While County tax revenues may be expended directly for preconstruction costs of the baseball stadium, the Stadium Act limits the' expenditure of the State license plate and lottery revenues "for the purpose of paying the *417principal and interest payments on bonds issued by the county to construct a baseball stadium, . . ., including reasonably necessary preconstruction costs.” Laws of 1995, 3d Spec. Sess., ch. 1, §§ 103(3), 105. Recognizing this, the County issued $5 million in bond anticipation notes for preconstruction costs, pledging the payment of State lottery and license plate revenues. RCW 39.50 authorizes municipalities to issue short term obligations for "any lawful purpose” in anticipation of the sale of general obligation bonds if the general obligation bonds may be issued without the assent of the voters. RCW 39.50.020.

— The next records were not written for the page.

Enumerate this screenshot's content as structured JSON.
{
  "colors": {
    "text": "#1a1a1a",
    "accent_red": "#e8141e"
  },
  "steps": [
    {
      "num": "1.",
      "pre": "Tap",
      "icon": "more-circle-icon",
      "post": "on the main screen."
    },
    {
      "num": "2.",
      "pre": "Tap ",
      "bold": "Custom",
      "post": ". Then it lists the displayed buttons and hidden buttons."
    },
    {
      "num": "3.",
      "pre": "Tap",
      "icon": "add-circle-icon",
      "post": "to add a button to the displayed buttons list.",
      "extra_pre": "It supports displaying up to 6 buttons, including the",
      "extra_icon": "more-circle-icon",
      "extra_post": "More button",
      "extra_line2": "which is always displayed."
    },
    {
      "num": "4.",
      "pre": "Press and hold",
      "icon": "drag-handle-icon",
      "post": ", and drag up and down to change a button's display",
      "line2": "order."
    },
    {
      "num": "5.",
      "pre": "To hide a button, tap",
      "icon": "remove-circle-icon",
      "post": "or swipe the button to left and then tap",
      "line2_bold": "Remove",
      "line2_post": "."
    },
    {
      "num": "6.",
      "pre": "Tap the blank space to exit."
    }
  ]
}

Again, Citizens’ argument.can be reduced to a single sentence: It is not a "lawful purpose” to expend funds on preconstruction costs for a stadium designed for a single tenant who has yet to commit to lease the stadium. As demonstrated in the previous section, this court has held the Stadium Act is for a valid article VII, section 1 public purpose. The Stadium Act authorizes the expenditure of the State revenues for paying principal and interest for bonds issued to build the stadium, including preconstruction costs. Because the preconstruction costs of the stadium are for a lawful public purpose, the County did not act illegally in issuing bond anticipation notes under RCW 39.50. Because the County has legally issued bond anticipation notes, it may use the State revenues to pay the principal and interest on those notes. Additionally, Ordinance 12213 complies with the requirements of the Stadium Act because the bond anticipation notes fall within the definition: "bonds issued by the county to construct a baseball stadium, . . ., including reasonably necessary preconstruction costs.” Laws of 1995, 3d Spec. Sess., ch. 1, §§ 103(3), 105. We find the funding mechanism embodied in Ordinance 12213 is not an "illegal sham.”

CONCLUSION

Citizens offers no substantive argument or authority for its contentions regarding the expenditure of funds for pre-construction costs and the issuance of bond anticipation *418notes. The Superior Court granted the County’s motion for declaratory judgment, finding Ordinances 12000, 12176, and 12213 valid. Our majority opinion in CLEAN v. State, supra, answers both of Citizens’ arguments. Therefore, we affirm the judgment and order of the Superior Court.

Durham, C.J., and Dolliver, Smith, Guy, Madsen, and Alexander, JJ., concur.

As will be discussed, infra, expenditure of the State revenues is authorized for preconstruction costs, but limited to payments of principal and interest on bonds issued for construction or preconstruction of the baseball stadium. Laws of 1995, 3d Spec. Sess., ch. 1, §§ 103, 105.